Yeasts are excellent examples of microorganism that inhabit on skin. The species of Candida live on skin and cause the frequent skin infection named candidiasis. Candida species were isolated from 1.2% of interdigital spaces of people in the current study. Although skin candidiasis is not life threatening, it can affect the emotional and physical status of the patients.

Another well-known member of the normal skin flora is Malassezia species. This yeast is so adaptable that can live in many parts of the body. Malassezia species is considered as an opportunistic fungus, since it stays benign until the conditions that convey it to cause infection are provided.

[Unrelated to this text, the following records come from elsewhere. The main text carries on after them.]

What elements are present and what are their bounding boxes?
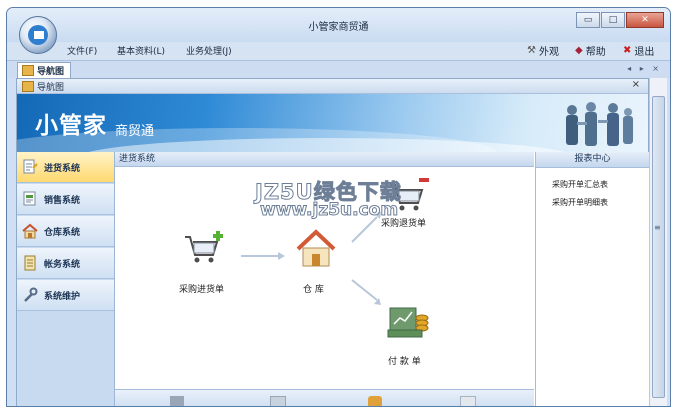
main-content: 进货系统 JZ5U绿色下载 www.jz5u.com 采购进货单 仓 库 采购退… <box>115 152 534 406</box>
close-button[interactable]: ✕ <box>626 12 664 28</box>
vertical-scrollbar[interactable]: ≡ <box>649 78 667 406</box>
grip-icon: ≡ <box>654 223 661 232</box>
maximize-button[interactable]: □ <box>601 12 625 28</box>
help-icon: ◆ <box>575 45 583 56</box>
sidebar-item-purchase[interactable]: 进货系统 <box>17 152 114 183</box>
folder-icon <box>22 65 34 76</box>
window-controls: ▭ □ ✕ <box>575 12 664 28</box>
list-icon[interactable] <box>460 396 476 406</box>
sidebar-item-warehouse[interactable]: 仓库系统 <box>17 216 114 247</box>
purchase-order-label[interactable]: 采购进货单 <box>179 282 224 295</box>
business-people-image <box>566 102 633 146</box>
sidebar-item-label: 系统维护 <box>44 291 81 302</box>
warehouse-label[interactable]: 仓 库 <box>303 282 324 295</box>
brand-banner: 小管家 商贸通 <box>17 94 648 152</box>
wrench-icon <box>22 287 38 303</box>
arrow-order-to-warehouse <box>241 252 285 260</box>
app-window: 小管家商贸通 ▭ □ ✕ 文件(F) 基本资料(L) 业务处理(J) ⚒ 外观 … <box>6 7 671 407</box>
sidebar-item-accounts[interactable]: 帐务系统 <box>17 248 114 279</box>
title-bar: 小管家商贸通 ▭ □ ✕ <box>7 8 670 42</box>
arrow-warehouse-to-payment <box>351 279 381 305</box>
panel-close-button[interactable]: × <box>632 79 640 90</box>
sidebar-item-label: 进货系统 <box>44 163 81 174</box>
brand-title: 小管家 <box>35 112 107 139</box>
module-sidebar: 进货系统 销售系统 仓库系统 帐务系统 系统维护 <box>17 152 115 406</box>
menu-bar: 文件(F) 基本资料(L) 业务处理(J) ⚒ 外观 ◆ 帮助 ✖ 退出 <box>7 42 670 60</box>
scrollbar-thumb[interactable] <box>652 96 665 398</box>
report-purchase-summary-link[interactable]: 采购开单汇总表 <box>552 179 608 190</box>
window-title: 小管家商贸通 <box>308 22 369 33</box>
sidebar-item-label: 帐务系统 <box>44 259 81 270</box>
menu-business[interactable]: 业务处理(J) <box>186 44 232 57</box>
sidebar-item-label: 仓库系统 <box>44 227 81 238</box>
cart-icon[interactable] <box>185 231 223 263</box>
watermark-url: www.jz5u.com <box>259 200 399 221</box>
warehouse-icon <box>22 223 38 239</box>
exit-icon: ✖ <box>623 45 632 56</box>
purchase-return-label[interactable]: 采购退货单 <box>381 216 426 229</box>
minimize-button[interactable]: ▭ <box>576 12 600 28</box>
sales-doc-icon <box>22 191 38 207</box>
sidebar-item-maintenance[interactable]: 系统维护 <box>17 280 114 311</box>
purchase-doc-icon <box>22 159 38 175</box>
sidebar-item-label: 销售系统 <box>44 195 81 206</box>
appearance-menu[interactable]: ⚒ 外观 <box>527 43 559 58</box>
tab-scroll-controls[interactable]: ◂ ▸ × <box>627 64 662 73</box>
exit-menu[interactable]: ✖ 退出 <box>623 43 654 58</box>
help-menu[interactable]: ◆ 帮助 <box>575 43 606 58</box>
menu-basic-data[interactable]: 基本资料(L) <box>117 44 165 57</box>
document-icon[interactable] <box>270 396 286 406</box>
report-icon[interactable] <box>170 396 184 406</box>
tab-strip: 导航图 ◂ ▸ × <box>7 60 670 78</box>
navigation-panel: 导航图 × 小管家 商贸通 进货系统 销售系统 仓库系统 帐务系统 系统维护 进… <box>16 78 649 406</box>
panel-title: 导航图 <box>37 82 65 93</box>
help-label: 帮助 <box>585 47 606 58</box>
ledger-icon <box>22 255 38 271</box>
brand-subtitle: 商贸通 <box>115 124 155 139</box>
tab-navigation-label: 导航图 <box>37 67 65 77</box>
warehouse-house-icon[interactable] <box>296 229 336 267</box>
tools-icon: ⚒ <box>527 45 536 56</box>
report-purchase-detail-link[interactable]: 采购开单明细表 <box>552 197 608 208</box>
folder-icon <box>22 80 34 92</box>
app-logo-button[interactable] <box>19 16 57 54</box>
report-center: 报表中心 采购开单汇总表 采购开单明细表 <box>535 152 649 406</box>
tab-navigation[interactable]: 导航图 <box>17 62 72 78</box>
payment-money-icon[interactable] <box>387 307 429 338</box>
payment-label[interactable]: 付 款 单 <box>388 354 421 367</box>
shortcut-bar <box>115 389 534 406</box>
sidebar-item-sales[interactable]: 销售系统 <box>17 184 114 215</box>
report-center-heading: 报表中心 <box>536 152 649 168</box>
panel-header: 导航图 × <box>17 79 648 94</box>
section-heading: 进货系统 <box>115 152 534 167</box>
appearance-label: 外观 <box>538 47 559 58</box>
box-icon[interactable] <box>368 396 382 406</box>
menu-file[interactable]: 文件(F) <box>67 44 97 57</box>
exit-label: 退出 <box>634 47 655 58</box>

In the current study, various fungi which can be considered as possible agents for skin diseases were isolated. In the present study, T. mentagrophytes was an isolated dermatophyte, as a well- known anthropophilic dermatophyte. Various fungi were isolated from the skin which could be considered as possible causes of skin diseases. Compared to many fungal diseases, host-fungus association in dermatophytosis was significant because dermatophytes affect immunocompetent persons; however they usually invade just superficial keratinized tissues. Currently, not much has been recognized from the relevant factors which mediate adherence of these fungi to host. The capability of T.rubrum to adhere to epithelial cells is a trait to carbohydrate-specific adhesin on microconidia (12). Morphological observation detected the fibrillar projections in T.mentagrophytes through the adherence stage (13, 14). In the current research various saprophytic fungi were isolated from the skin. Fungal spores represent an important fraction of airborne bioparticles. Actually, many of the fungal spores recovered from the skin can be found in the atmosphere. Numerous studies are conducted on the airborne fungal spores (15-17). The present study demonstrated the incidence of fungal flora on interdigital spaces of human foot. The obtained results showed that fungi can survive on the surfaces of skin without showing the sign of infection.